Second, because it's going on in realtime, with somebody waiting at the other end, I'm under a lot of pressure to respond quickly; this increases both my stress level and the probability of miscommunication. (After a little more experience, this seems only to be a problem with some people. Others are perfectly OK with the idea that I might get a phone call or go to the bathroom between one thought and the next.)

Third, it's slow. In part because I'm trying to compose something on the fly, and in part because I simply don't type as quickly as I can talk, a conversation that might take five minutes or so face to face or on the phone can stretch out to over an hour on IM.

It's even slower because both parties are using computers, and are in separate environments; there's guaranteed to be something else going on that the other side has no way of knowing about. Email, work, an ongoing conversation,... One of us might get a phone call, or have to leave for an emergency bathroom break. I'm learning to use this to my advantage, to pace my replies in order to think and possibly even get a few things done.

Finally, it's almost as much of an interruption as a phone call. More, in some ways; with a call to my cell phone I can at least go out for a walk. (Less in other ways; I can eat my lunch and sometimes even get work done during an IM conversation, if I pace it.)

Another problem with IM is that I don't always get much guidance about whether it would be an interruption to the person on the other end. I'm usually pretty good about attaching a suitable message to my status, but I know that many other people aren't; I tend to assume the worst.

That said, I like IM, and I use it (with a very limited number of people). As I said, I'm a recovering addict. In the past I've had a great deal of trouble putting limits on IM conversations; a quick wave just before lunch has been known to expand into a deep, intense dialog that eats up the entire afternoon. An injudicious turn of phrase can mushroom into hours of agonizing damage control. On the other hand, almost all of the time and stress involved were due to the particular person, relationship, and incidents involved and can't be blamed on the communication medium we were using. On the gripping hand, I'm still a little gun-shy.

IM is actually the only medium where I'm willing to start a conversation even if I have nothing to say, and no question beyond "How's it going?" These days I try not to do it more than once or twice a week unless I'm feeling particularly lonely or talkative, and I'm more likely to do it shortly after you come online. But if my status says I'm available, I'll be happy to reply if I can. Be sure to let me know if you have time constraints, and I'll try to speed things up. I'll do the same, if it's getting close to a meeting or something.

 

Just to say hello:

The main change over the last few months is that I've come to welcome simple social contact and brief, casual conversation -- along the lines of meeting in the hallway at work or at a con. I occasionally even initiate such contact, at least on IM. I expect that, overdone even a little, it would be a problem, but that hasn't happened so far.

When you get down to it, my main form of casual contact these days is LJ comments. They have the editability and asynchrony of email, they're as quick and casual to dash off as IM, and they're always about something, so there's an excuse to write.
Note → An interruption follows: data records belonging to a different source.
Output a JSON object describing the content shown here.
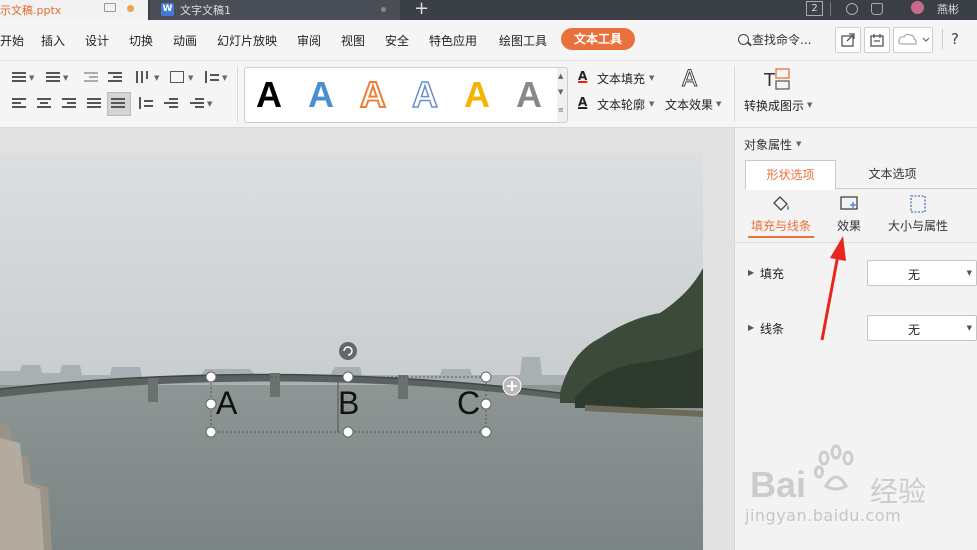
{
  "titlebar": {
    "tabs": [
      {
        "title": "示文稿.pptx",
        "active": true
      },
      {
        "title": "文字文稿1",
        "active": false
      }
    ],
    "new_tab": "+",
    "badge": "2",
    "user": "燕彬"
  },
  "menu": {
    "items": [
      "开始",
      "插入",
      "设计",
      "切换",
      "动画",
      "幻灯片放映",
      "审阅",
      "视图",
      "安全",
      "特色应用",
      "绘图工具"
    ],
    "active_tab": "文本工具",
    "search": "查找命令...",
    "help": "?"
  },
  "ribbon": {
    "style_gallery": [
      "A",
      "A",
      "A",
      "A",
      "A",
      "A"
    ],
    "text_fill": "文本填充",
    "text_outline": "文本轮廓",
    "text_effect": "文本效果",
    "text_effect_icon": "A",
    "convert": "转换成图示"
  },
  "slide": {
    "textbox_letters": [
      "A",
      "B",
      "C"
    ]
  },
  "pane": {
    "title": "对象属性",
    "tabs": [
      "形状选项",
      "文本选项"
    ],
    "subtabs": [
      "填充与线条",
      "效果",
      "大小与属性"
    ],
    "props": [
      {
        "label": "填充",
        "value": "无"
      },
      {
        "label": "线条",
        "value": "无"
      }
    ]
  },
  "watermark": {
    "brand": "Bai",
    "brand_suffix": "经验",
    "url": "jingyan.baidu.com"
  },
  "colors": {
    "accent": "#e9713b",
    "titlebar": "#3b3f46",
    "annotation_arrow": "#e8261e"
  }
}
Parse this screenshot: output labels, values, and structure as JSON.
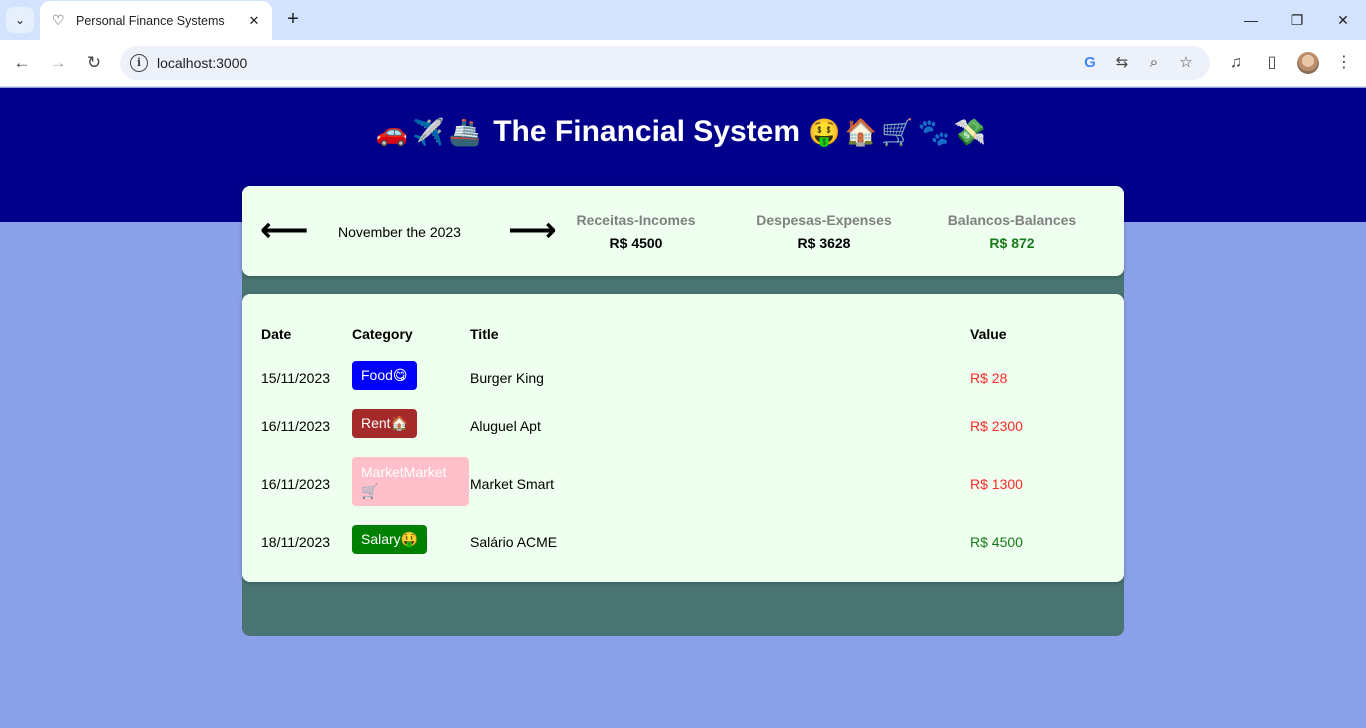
{
  "browser": {
    "tab_title": "Personal Finance Systems",
    "url": "localhost:3000"
  },
  "app": {
    "title": "The Financial System",
    "title_emoji_left": "🚗✈️🚢",
    "title_emoji_right": "🤑🏠🛒🐾💸"
  },
  "summary": {
    "month_label": "November the 2023",
    "prev_icon": "arrow-left-icon",
    "next_icon": "arrow-right-icon",
    "incomes_label": "Receitas-Incomes",
    "incomes_value": "R$ 4500",
    "expenses_label": "Despesas-Expenses",
    "expenses_value": "R$ 3628",
    "balance_label": "Balancos-Balances",
    "balance_value": "R$ 872",
    "balance_color": "#1a7a1a"
  },
  "table": {
    "headers": {
      "date": "Date",
      "category": "Category",
      "title": "Title",
      "value": "Value"
    },
    "rows": [
      {
        "date": "15/11/2023",
        "category": "Food😋",
        "category_color": "#0000ff",
        "title": "Burger King",
        "value": "R$ 28",
        "type": "expense"
      },
      {
        "date": "16/11/2023",
        "category": "Rent🏠",
        "category_color": "#a52a2a",
        "title": "Aluguel Apt",
        "value": "R$ 2300",
        "type": "expense"
      },
      {
        "date": "16/11/2023",
        "category": "MarketMarket 🛒",
        "category_color": "#ffc0cb",
        "title": "Market Smart",
        "value": "R$ 1300",
        "type": "expense"
      },
      {
        "date": "18/11/2023",
        "category": "Salary🤑",
        "category_color": "#008000",
        "title": "Salário ACME",
        "value": "R$ 4500",
        "type": "income"
      }
    ]
  },
  "colors": {
    "header_bg": "#00008b",
    "page_bg": "#8aa0e8",
    "card_bg": "#efffef",
    "board_bg": "#4a7472",
    "expense": "#ff2a2a",
    "income": "#1a7a1a"
  }
}
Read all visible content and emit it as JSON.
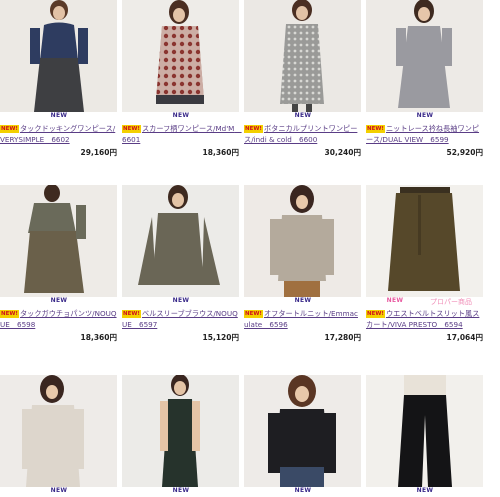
{
  "rows": [
    [
      {
        "tag": "NEW",
        "title": "タックドッキングワンピース/VERYSIMPLE　6602",
        "price": "29,160円",
        "photo": "navy-dress"
      },
      {
        "tag": "NEW",
        "title": "スカーフ柄ワンピース/Md'M　6601",
        "price": "18,360円",
        "photo": "scarf-dress"
      },
      {
        "tag": "NEW",
        "title": "ボタニカルプリントワンピース/indi & cold　6600",
        "price": "30,240円",
        "photo": "botanical-dress"
      },
      {
        "tag": "NEW",
        "title": "ニットレース衿ね長袖ワンピース/DUAL VIEW　6599",
        "price": "52,920円",
        "photo": "knit-dress"
      }
    ],
    [
      {
        "tag": "NEW",
        "title": "タックガウチョパンツ/NOUQUE　6598",
        "price": "18,360円",
        "photo": "gaucho"
      },
      {
        "tag": "NEW",
        "title": "ベルスリーブブラウス/NOUQUE　6597",
        "price": "15,120円",
        "photo": "bell-blouse"
      },
      {
        "tag": "NEW",
        "title": "オフタートルニット/Emmaculate　6596",
        "price": "17,280円",
        "photo": "turtle-knit"
      },
      {
        "tag": "NEW",
        "title": "ウエストベルトスリット風スカート/VIVA PRESTO　6594",
        "price": "17,064円",
        "photo": "belt-skirt",
        "promo": "プロパー商品"
      }
    ],
    [
      {
        "tag": "NEW",
        "title": "",
        "price": "",
        "photo": "white-shirt"
      },
      {
        "tag": "NEW",
        "title": "",
        "price": "",
        "photo": "green-dress"
      },
      {
        "tag": "NEW",
        "title": "",
        "price": "",
        "photo": "black-top"
      },
      {
        "tag": "NEW",
        "title": "",
        "price": "",
        "photo": "black-pants"
      }
    ]
  ],
  "new_badge": "NEW!",
  "colors": {
    "title": "#5a3d86",
    "new": "#3a2a8a",
    "badge_bg": "#f3d000",
    "badge_fg": "#d0101a",
    "promo": "#f08fb8"
  }
}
That's always been my biggest problem: starting a conversation. I'm delighted to get the occasional greeting out of the blue -- it happens so rarely that it sometimes feels like a major event. But I hardly ever send one, in part because the results have not always been all that positive, but mostly because I rarely feel that I have something to say to any one person in particular. Usually I don't have an audience in mind, so I'll post it and sometimes get a handful of replies.

The idea that there may be one or two people who might actually call me even if they have nothing in particular to say beyond "Hello" is, at this point, pure fantasy. The idea that there might be a few people out there (besides my mother) who wouldn't mind hearing from me even if I have nothing in particular to say is still completely new and, I guess, a little frightening.